= Simon MacKenzie =

Military historian

Simon P. Mackenzie, also known as S. P. MacKenzie, is a military historian, author and retired academic, now resident in Toronto. He was educated at the University of Toronto and received a DPhil from the University of Oxford in 1989.

MacKenzie taught a variety of courses over three decades at the University of South Carolina.
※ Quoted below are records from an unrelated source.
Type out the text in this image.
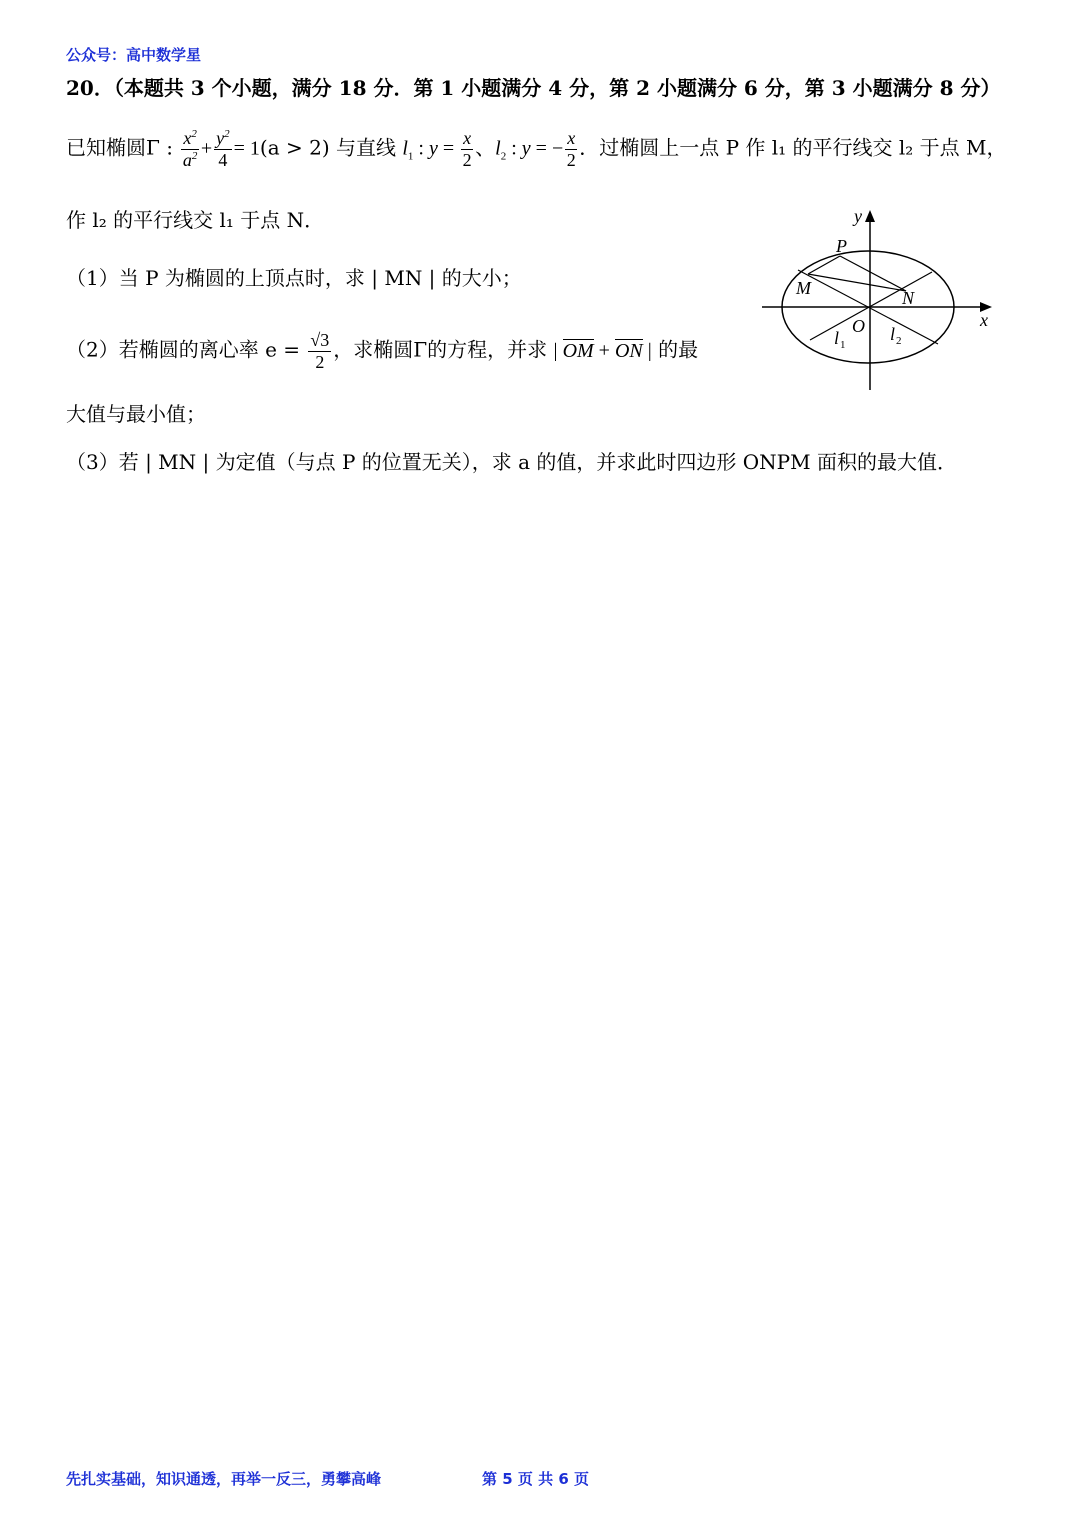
公众号：高中数学星
20．（本题共 3 个小题，满分 18 分．第 1 小题满分 4 分，第 2 小题满分 6 分，第 3 小题满分 8 分）
已知椭圆Γ : $\frac{x^2}{a^2} + \frac{y^2}{4} = 1(a > 2)$ 与直线 $l_1$ : $y = \frac{x}{2}$ 、$l_2$ : y = − $\frac{x}{2}$ ．过椭圆上一点 P 作 l₁ 的平行线交 l₂ 于点 M，
作 l₂ 的平行线交 l₁ 于点 N．
（1）当 P 为椭圆的上顶点时，求 | MN | 的大小；
（2）若椭圆的离心率 $e = \frac{√3}{2}$ ，求椭圆Γ的方程，并求 | OM + ON | 的最
大值与最小值；
（3）若 | MN | 为定值（与点 P 的位置无关），求 a 的值，并求此时四边形 ONPM 面积的最大值．
y
x
P
M	N
O
l 1
l 2
先扎实基础，知识通透，再举一反三，勇攀高峰	第 5 页 共 6 页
He won the Templer Medal, awarded by the Society for Army Historical Research ("for the book which in the Society's view has made the greatest contribution to the study
of British military history") for his 1992 book, Politics and Military Morale: Current-Affairs and Citizenship Education in the British Army 1914–1950.

==Works==
- Inchon, Oxford University Press, 2025
- Bomber Boys on Screen: RAF Bomber Command in Film and Television Drama, Bloomsbury, 2019
- Flying Against Fate: Superstition and Allied Aircrews in World War II, University Press of Kansas, 2017
- The Battle of Britain on Screen: 'The Few' in British Film and Television Drama, Bloomsbury, 2016
- The Imjin and Kapyong Battles, Korea 1951, Indiana University Press, 2013
- British Prisoners of the Korean War, Oxford University Press, 2012
- Bader's War: 'Have a Go at Everything, Spellmount, 2008
- The Second World War in Europe, Longman, 2009
- British War Films, 1939-1945: The Cinema and the Services, Continuum, 2006
- The Colditz Myth: British and Commonwealth Prisoners of War in Nazi Germany, Oxford University Press, 2004
- Revolutionary Armies in the Modern Era: A Revisionist Approach, Routledge, 1997
- The Home Guard: A Military and Political History, Oxford University Press, 1995
- Politics and Military Morale: Current-Affairs and Citizenship Education in the British Army, 1914-1950, Oxford University Press, 1992.